The Supreme Council of the Armed Forces took control of Egypt after the toppling of the President, Hosni Mubarak, in February and initially promised to return to their barracks within six months. But since then the transition to an elected civilian government has been beset by delays and controversies, fuelling speculation the army could be buying time to try to shoehorn one of its own into the presidency.
This week, Field Marshal Mohamed Hussein Tantawi denied that any candidates would emerge from the country's powerful military establishment.


----------



## aykalam (Apr 12, 2010)

MaidenScotland said:


> CAIRO: Egypt's ruling military generals have unveiled plans that could see them retain power for another 18 months, increasing fears the country's democratic transition process is under threat.
> The Supreme Council of the Armed Forces took control of Egypt after the toppling of the President, Hosni Mubarak, in February and initially promised to return to their barracks within six months.
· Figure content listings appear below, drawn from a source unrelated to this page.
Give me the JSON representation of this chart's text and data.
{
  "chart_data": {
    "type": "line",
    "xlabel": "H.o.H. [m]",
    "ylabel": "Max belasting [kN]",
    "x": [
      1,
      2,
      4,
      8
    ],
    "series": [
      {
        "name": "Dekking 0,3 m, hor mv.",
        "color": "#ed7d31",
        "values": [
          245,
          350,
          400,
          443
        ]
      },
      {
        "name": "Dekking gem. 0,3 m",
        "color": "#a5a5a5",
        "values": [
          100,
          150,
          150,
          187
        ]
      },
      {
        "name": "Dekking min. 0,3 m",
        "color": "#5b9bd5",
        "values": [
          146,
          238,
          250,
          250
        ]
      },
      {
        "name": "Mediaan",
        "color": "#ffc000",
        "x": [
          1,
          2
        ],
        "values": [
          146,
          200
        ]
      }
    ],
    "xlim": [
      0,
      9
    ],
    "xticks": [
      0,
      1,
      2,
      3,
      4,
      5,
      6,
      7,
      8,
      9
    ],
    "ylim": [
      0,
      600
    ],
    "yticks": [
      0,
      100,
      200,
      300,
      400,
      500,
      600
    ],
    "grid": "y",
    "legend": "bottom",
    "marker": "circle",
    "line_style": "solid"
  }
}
But since then the transition to an elected civilian government has been beset by delays and controversies, fuelling speculation the army could be buying time to try to shoehorn one of its own into the presidency.
> This week, Field Marshal Mohamed Hussein Tantawi denied that any candidates would emerge from the country's powerful military establishment.


Not really surprised, no. If SCAF's latest plans are implemented, they would be "running" the country until well into 2013: 

first, parliamentary elections, in stages (both lower and upper house i.e. shura council). Starting in late November, almost December, the official results would not be announced until Mid March, so inauguration would be April (earliest).
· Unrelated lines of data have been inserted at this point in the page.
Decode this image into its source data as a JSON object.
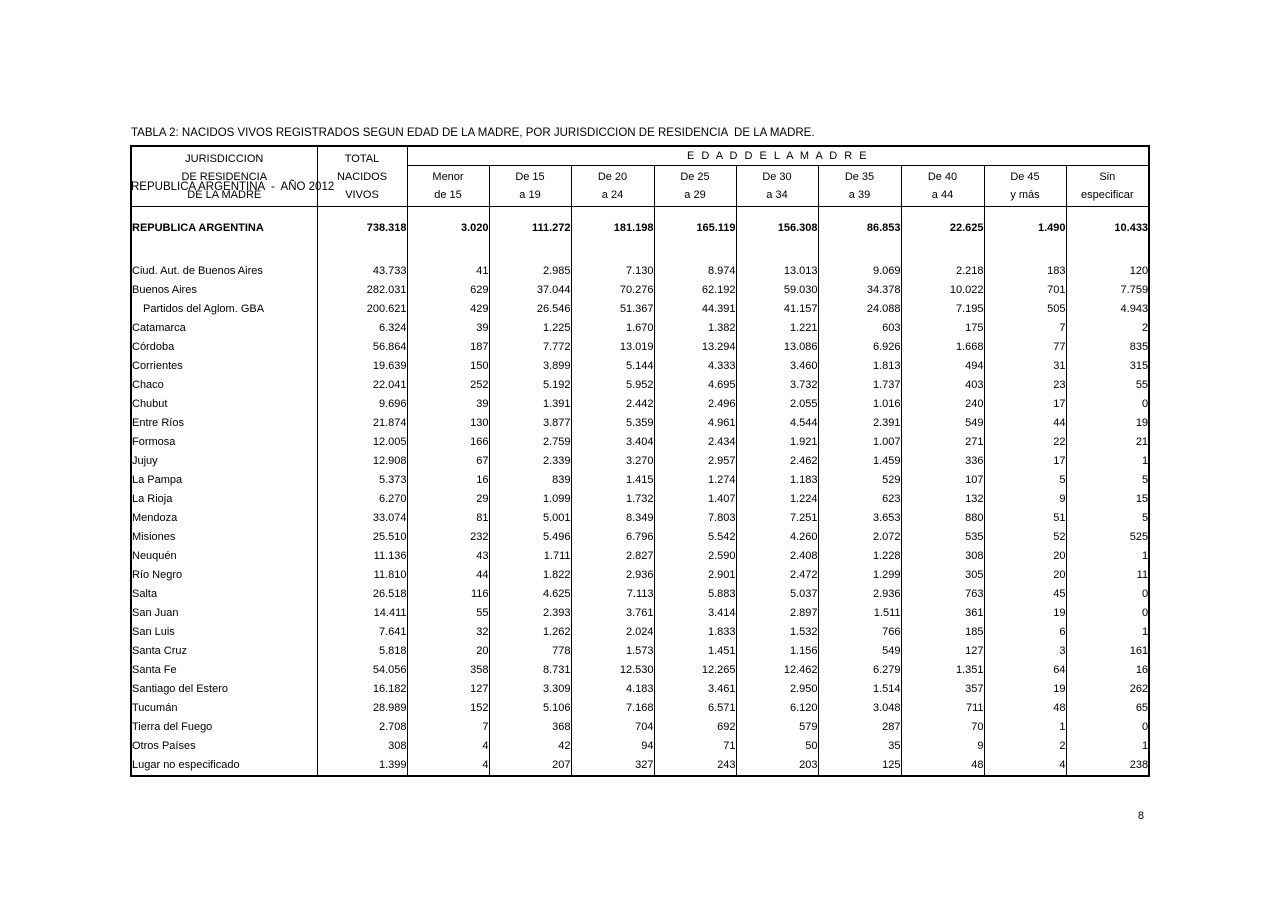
{
  "title": "TABLA 2: NACIDOS VIVOS REGISTRADOS SEGUN EDAD DE LA MADRE, POR JURISDICCION DE RESIDENCIA  DE LA MADRE.",
  "subtitle": "REPUBLICA ARGENTINA  -  AÑO 2012",
  "page_number": "8",
  "table": {
    "header": {
      "jurisdiction_lines": [
        "JURISDICCION",
        "DE RESIDENCIA",
        "DE LA MADRE"
      ],
      "total_lines": [
        "TOTAL",
        "NACIDOS",
        "VIVOS"
      ],
      "group_label": "E D A D    D E   L A     M A D R E",
      "age_columns": [
        {
          "line1": "Menor",
          "line2": "de 15"
        },
        {
          "line1": "De 15",
          "line2": "a 19"
        },
        {
          "line1": "De 20",
          "line2": "a 24"
        },
        {
          "line1": "De 25",
          "line2": "a 29"
        },
        {
          "line1": "De 30",
          "line2": "a 34"
        },
        {
          "line1": "De 35",
          "line2": "a 39"
        },
        {
          "line1": "De 40",
          "line2": "a 44"
        },
        {
          "line1": "De 45",
          "line2": "y más"
        },
        {
          "line1": "Sin",
          "line2": "especificar"
        }
      ]
    },
    "rows": [
      {
        "name": "REPUBLICA ARGENTINA",
        "bold": true,
        "values": [
          "738.318",
          "3.020",
          "111.272",
          "181.198",
          "165.119",
          "156.308",
          "86.853",
          "22.625",
          "1.490",
          "10.433"
        ]
      },
      {
        "name": "Ciud. Aut. de  Buenos Aires",
        "values": [
          "43.733",
          "41",
          "2.985",
          "7.130",
          "8.974",
          "13.013",
          "9.069",
          "2.218",
          "183",
          "120"
        ]
      },
      {
        "name": "Buenos Aires",
        "values": [
          "282.031",
          "629",
          "37.044",
          "70.276",
          "62.192",
          "59.030",
          "34.378",
          "10.022",
          "701",
          "7.759"
        ]
      },
      {
        "name": "Partidos del Aglom. GBA",
        "indent": true,
        "values": [
          "200.621",
          "429",
          "26.546",
          "51.367",
          "44.391",
          "41.157",
          "24.088",
          "7.195",
          "505",
          "4.943"
        ]
      },
      {
        "name": "Catamarca",
        "values": [
          "6.324",
          "39",
          "1.225",
          "1.670",
          "1.382",
          "1.221",
          "603",
          "175",
          "7",
          "2"
        ]
      },
      {
        "name": "Córdoba",
        "values": [
          "56.864",
          "187",
          "7.772",
          "13.019",
          "13.294",
          "13.086",
          "6.926",
          "1.668",
          "77",
          "835"
        ]
      },
      {
        "name": "Corrientes",
        "values": [
          "19.639",
          "150",
          "3.899",
          "5.144",
          "4.333",
          "3.460",
          "1.813",
          "494",
          "31",
          "315"
        ]
      },
      {
        "name": "Chaco",
        "values": [
          "22.041",
          "252",
          "5.192",
          "5.952",
          "4.695",
          "3.732",
          "1.737",
          "403",
          "23",
          "55"
        ]
      },
      {
        "name": "Chubut",
        "values": [
          "9.696",
          "39",
          "1.391",
          "2.442",
          "2.496",
          "2.055",
          "1.016",
          "240",
          "17",
          "0"
        ]
      },
      {
        "name": "Entre Ríos",
        "values": [
          "21.874",
          "130",
          "3.877",
          "5.359",
          "4.961",
          "4.544",
          "2.391",
          "549",
          "44",
          "19"
        ]
      },
      {
        "name": "Formosa",
        "values": [
          "12.005",
          "166",
          "2.759",
          "3.404",
          "2.434",
          "1.921",
          "1.007",
          "271",
          "22",
          "21"
        ]
      },
      {
        "name": "Jujuy",
        "values": [
          "12.908",
          "67",
          "2.339",
          "3.270",
          "2.957",
          "2.462",
          "1.459",
          "336",
          "17",
          "1"
        ]
      },
      {
        "name": "La Pampa",
        "values": [
          "5.373",
          "16",
          "839",
          "1.415",
          "1.274",
          "1.183",
          "529",
          "107",
          "5",
          "5"
        ]
      },
      {
        "name": "La Rioja",
        "values": [
          "6.270",
          "29",
          "1.099",
          "1.732",
          "1.407",
          "1.224",
          "623",
          "132",
          "9",
          "15"
        ]
      },
      {
        "name": "Mendoza",
        "values": [
          "33.074",
          "81",
          "5.001",
          "8.349",
          "7.803",
          "7.251",
          "3.653",
          "880",
          "51",
          "5"
        ]
      },
      {
        "name": "Misiones",
        "values": [
          "25.510",
          "232",
          "5.496",
          "6.796",
          "5.542",
          "4.260",
          "2.072",
          "535",
          "52",
          "525"
        ]
      },
      {
        "name": "Neuquén",
        "values": [
          "11.136",
          "43",
          "1.711",
          "2.827",
          "2.590",
          "2.408",
          "1.228",
          "308",
          "20",
          "1"
        ]
      },
      {
        "name": "Río Negro",
        "values": [
          "11.810",
          "44",
          "1.822",
          "2.936",
          "2.901",
          "2.472",
          "1.299",
          "305",
          "20",
          "11"
        ]
      },
      {
        "name": "Salta",
        "values": [
          "26.518",
          "116",
          "4.625",
          "7.113",
          "5.883",
          "5.037",
          "2.936",
          "763",
          "45",
          "0"
        ]
      },
      {
        "name": "San Juan",
        "values": [
          "14.411",
          "55",
          "2.393",
          "3.761",
          "3.414",
          "2.897",
          "1.511",
          "361",
          "19",
          "0"
        ]
      },
      {
        "name": "San Luis",
        "values": [
          "7.641",
          "32",
          "1.262",
          "2.024",
          "1.833",
          "1.532",
          "766",
          "185",
          "6",
          "1"
        ]
      },
      {
        "name": "Santa Cruz",
        "values": [
          "5.818",
          "20",
          "778",
          "1.573",
          "1.451",
          "1.156",
          "549",
          "127",
          "3",
          "161"
        ]
      },
      {
        "name": "Santa Fe",
        "values": [
          "54.056",
          "358",
          "8.731",
          "12.530",
          "12.265",
          "12.462",
          "6.279",
          "1.351",
          "64",
          "16"
        ]
      },
      {
        "name": "Santiago del Estero",
        "values": [
          "16.182",
          "127",
          "3.309",
          "4.183",
          "3.461",
          "2.950",
          "1.514",
          "357",
          "19",
          "262"
        ]
      },
      {
        "name": "Tucumán",
        "values": [
          "28.989",
          "152",
          "5.106",
          "7.168",
          "6.571",
          "6.120",
          "3.048",
          "711",
          "48",
          "65"
        ]
      },
      {
        "name": "Tierra del Fuego",
        "values": [
          "2.708",
          "7",
          "368",
          "704",
          "692",
          "579",
          "287",
          "70",
          "1",
          "0"
        ]
      },
      {
        "name": "Otros Países",
        "values": [
          "308",
          "4",
          "42",
          "94",
          "71",
          "50",
          "35",
          "9",
          "2",
          "1"
        ]
      },
      {
        "name": "Lugar no especificado",
        "values": [
          "1.399",
          "4",
          "207",
          "327",
          "243",
          "203",
          "125",
          "48",
          "4",
          "238"
        ]
      }
    ]
  }
}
then, a constituent assembly/committee would be formed to draft the New and Improved constitution  The plan is to write a "proper" constitution , not just amendments so they would allow 6 months for this job. This would takes us to late 2012.

then, a referendum for Egyptians to approve (or not) the new constitution. Note, if it's not approved, back to the drawing board.

and finally, presidential elections to elect the new head of state. Since a country cannot (or rather should not) not have a head of state (currently SCAF) this means the military would be holding onto power for another 12-18 months :boxing:

So, let's hope that all of the above runs as clockwork, otherwise we are :tape2:


----------



## kevinthegulf (Aug 16, 2009)

Democracy is coming
Doesn't it just remind you of:-
"the cheques in the post"
(thats the only clean one I could think of)


----------